Les syndicats ne se préoccupèrent pas uniquement d’assurer un minimum d’alimentation pour tous. Leurs plus actifs militants étaient hantés par la maxime, tant ressassée par Blanqui : « Il faut que, vingt-quatre heures après la révolution, le peuple constate qu’il est moins malheureux… » et cette maxime, ils s’efforçaient de la mettre en pratique.

Ils se préoccupèrent du logement et de l’habillement. On requinqua les malheureux qui étaient dans le plus grand dénuement ; on rechercha et on logea les sans-asile dans les chambres vides des hôtels du voisinage.

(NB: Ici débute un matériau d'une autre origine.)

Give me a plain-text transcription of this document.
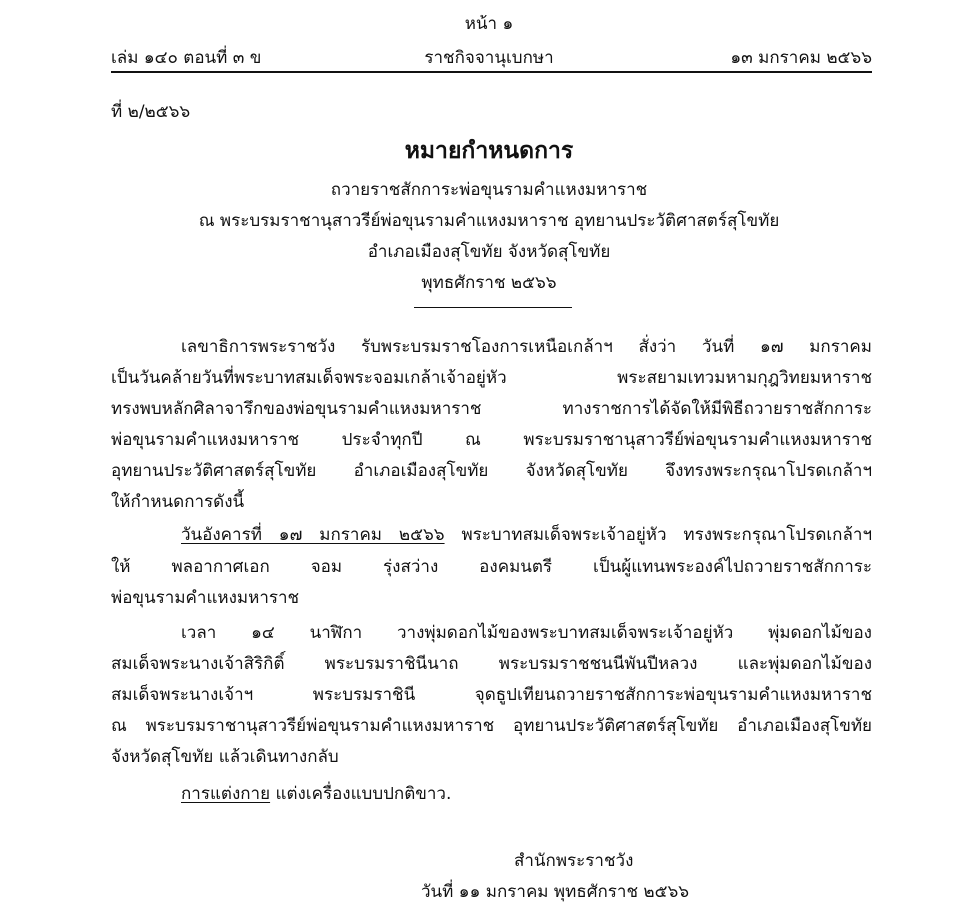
หน้า ๑
เล่ม ๑๔๐ ตอนที่ ๓ ข	ราชกิจจานุเบกษา	๑๓ มกราคม ๒๕๖๖
ที่ ๒/๒๕๖๖
หมายกำหนดการ
ถวายราชสักการะพ่อขุนรามคำแหงมหาราช
ณ พระบรมราชานุสาวรีย์พ่อขุนรามคำแหงมหาราช อุทยานประวัติศาสตร์สุโขทัย
อำเภอเมืองสุโขทัย จังหวัดสุโขทัย
พุทธศักราช ๒๕๖๖
เลขาธิการพระราชวัง รับพระบรมราชโองการเหนือเกล้าฯ สั่งว่า วันที่ ๑๗ มกราคม
เป็นวันคล้ายวันที่พระบาทสมเด็จพระจอมเกล้าเจ้าอยู่หัว พระสยามเทวมหามกุฎวิทยมหาราช
ทรงพบหลักศิลาจารึกของพ่อขุนรามคำแหงมหาราช ทางราชการได้จัดให้มีพิธีถวายราชสักการะ
พ่อขุนรามคำแหงมหาราช ประจำทุกปี ณ พระบรมราชานุสาวรีย์พ่อขุนรามคำแหงมหาราช
อุทยานประวัติศาสตร์สุโขทัย อำเภอเมืองสุโขทัย จังหวัดสุโขทัย จึงทรงพระกรุณาโปรดเกล้าฯ
ให้กำหนดการดังนี้
วันอังคารที่ ๑๗ มกราคม ๒๕๖๖ พระบาทสมเด็จพระเจ้าอยู่หัว ทรงพระกรุณาโปรดเกล้าฯ
ให้ พลอากาศเอก จอม รุ่งสว่าง องคมนตรี เป็นผู้แทนพระองค์ไปถวายราชสักการะ
พ่อขุนรามคำแหงมหาราช
เวลา ๑๔ นาฬิกา วางพุ่มดอกไม้ของพระบาทสมเด็จพระเจ้าอยู่หัว พุ่มดอกไม้ของ
สมเด็จพระนางเจ้าสิริกิติ์ พระบรมราชินีนาถ พระบรมราชชนนีพันปีหลวง และพุ่มดอกไม้ของ
สมเด็จพระนางเจ้าฯ พระบรมราชินี จุดธูปเทียนถวายราชสักการะพ่อขุนรามคำแหงมหาราช
ณ พระบรมราชานุสาวรีย์พ่อขุนรามคำแหงมหาราช อุทยานประวัติศาสตร์สุโขทัย อำเภอเมืองสุโขทัย
จังหวัดสุโขทัย แล้วเดินทางกลับ
การแต่งกาย แต่งเครื่องแบบปกติขาว.
สำนักพระราชวัง
วันที่ ๑๑ มกราคม พุทธศักราช ๒๕๖๖
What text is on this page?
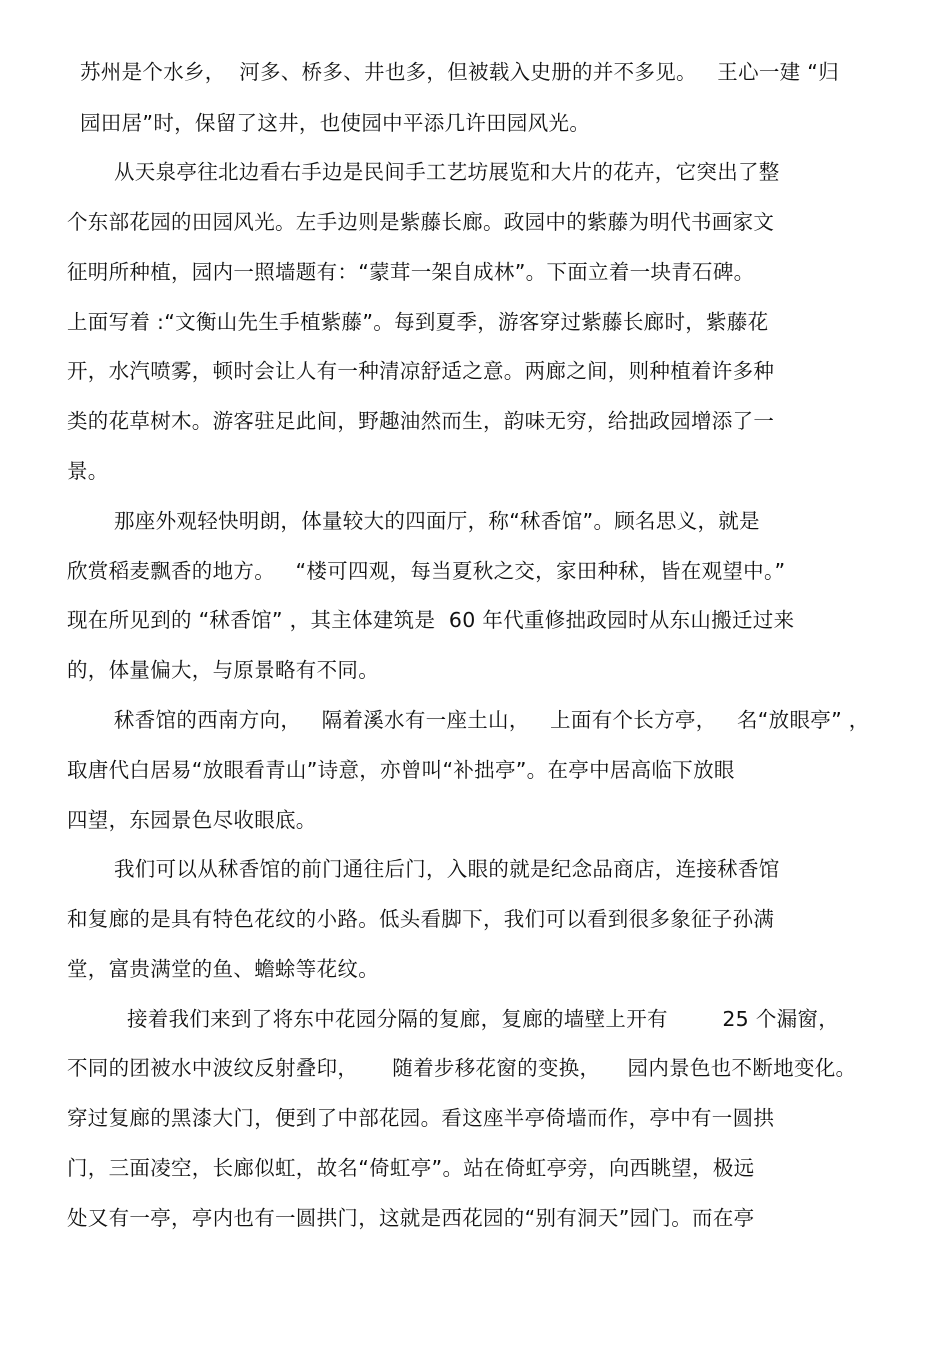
苏州是个水乡，  河多、桥多、井也多，但被载入史册的并不多见。   王心一建 “归
园田居”时，保留了这井，也使园中平添几许田园风光。
从天泉亭往北边看右手边是民间手工艺坊展览和大片的花卉，它突出了整
个东部花园的田园风光。左手边则是紫藤长廊。政园中的紫藤为明代书画家文
征明所种植，园内一照墙题有：“蒙茸一架自成林”。下面立着一块青石碑。
上面写着 :“文衡山先生手植紫藤”。每到夏季，游客穿过紫藤长廊时，紫藤花
开，水汽喷雾，顿时会让人有一种清凉舒适之意。两廊之间，则种植着许多种
类的花草树木。游客驻足此间，野趣油然而生，韵味无穷，给拙政园增添了一
景。
那座外观轻快明朗，体量较大的四面厅，称“秫香馆”。顾名思义，就是
欣赏稻麦飘香的地方。   “楼可四观，每当夏秋之交，家田种秫，皆在观望中。”
现在所见到的 “秫香馆” ，其主体建筑是  60 年代重修拙政园时从东山搬迁过来
的，体量偏大，与原景略有不同。
秫香馆的西南方向，   隔着溪水有一座土山，   上面有个长方亭，   名“放眼亭” ，
取唐代白居易“放眼看青山”诗意，亦曾叫“补拙亭”。在亭中居高临下放眼
四望，东园景色尽收眼底。
我们可以从秫香馆的前门通往后门，入眼的就是纪念品商店，连接秫香馆
和复廊的是具有特色花纹的小路。低头看脚下，我们可以看到很多象征子孙满
堂，富贵满堂的鱼、蟾蜍等花纹。
接着我们来到了将东中花园分隔的复廊，复廊的墙壁上开有        25 个漏窗，
不同的团被水中波纹反射叠印，     随着步移花窗的变换，    园内景色也不断地变化。
穿过复廊的黑漆大门，便到了中部花园。看这座半亭倚墙而作，亭中有一圆拱
门，三面凌空，长廊似虹，故名“倚虹亭”。站在倚虹亭旁，向西眺望，极远
处又有一亭，亭内也有一圆拱门，这就是西花园的“别有洞天”园门。而在亭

Les hôteliers, les commerçants, un brin offusqués, protestèrent. On arriva à les convaincre, grâce à des « bons » de réquisition, qu’ils tenaient bien pour vague garantie, mais qui leur donnaient droit de participer aux répartitions syndicales. À ces « bons » on ajoutait quelques brefs sermons sur la solidarité humaine, dont le règne s’annonçait.

Tous les commerçants, tous les propriétaires, ne furent pas d’humeur aussi accommodante. Il y en eut d’intraitables, ne voulant accepter ni hôtes, ni subir de réquisitions, — et refusant les hypothétiques « bons ». Ces récalcitrants couraient demander aide et protection à la police, à la troupe, — et il en résultait des bagarres plus ou moins graves.


Ainsi s’accentuait la grève. À l’immobilité négative des premiers jours, qui se limitait à la désagrégation sociale, commençait à succéder la période d’affirmation et de réorganisation.

L’activité grandissait au siège de la Confédération, à la Bourse du travail, aux fédérations corporatives et aux comités de grève. Là, désormais, était la vie, — une vie encore embryonnaire, — qui n’en était qu’à sa période d’incubation, mais qui, demain, allait s’épanouir en organismes vigoureux, se substituant aux organismes morts.

Et, ce qui réconfortait, mettait de la joie au cœur, était que, grâce aux mesures prises, la maxime de Blanqui était en passe de réalisation : les parias de la société capitaliste voyaient poindre l’aube d’une vie nouvelle. Déjà, certains mangeaient mieux qu’hier et l’atmosphère de misère qui les enveloppait semblait moins lourde, moins épaisse, moins noire !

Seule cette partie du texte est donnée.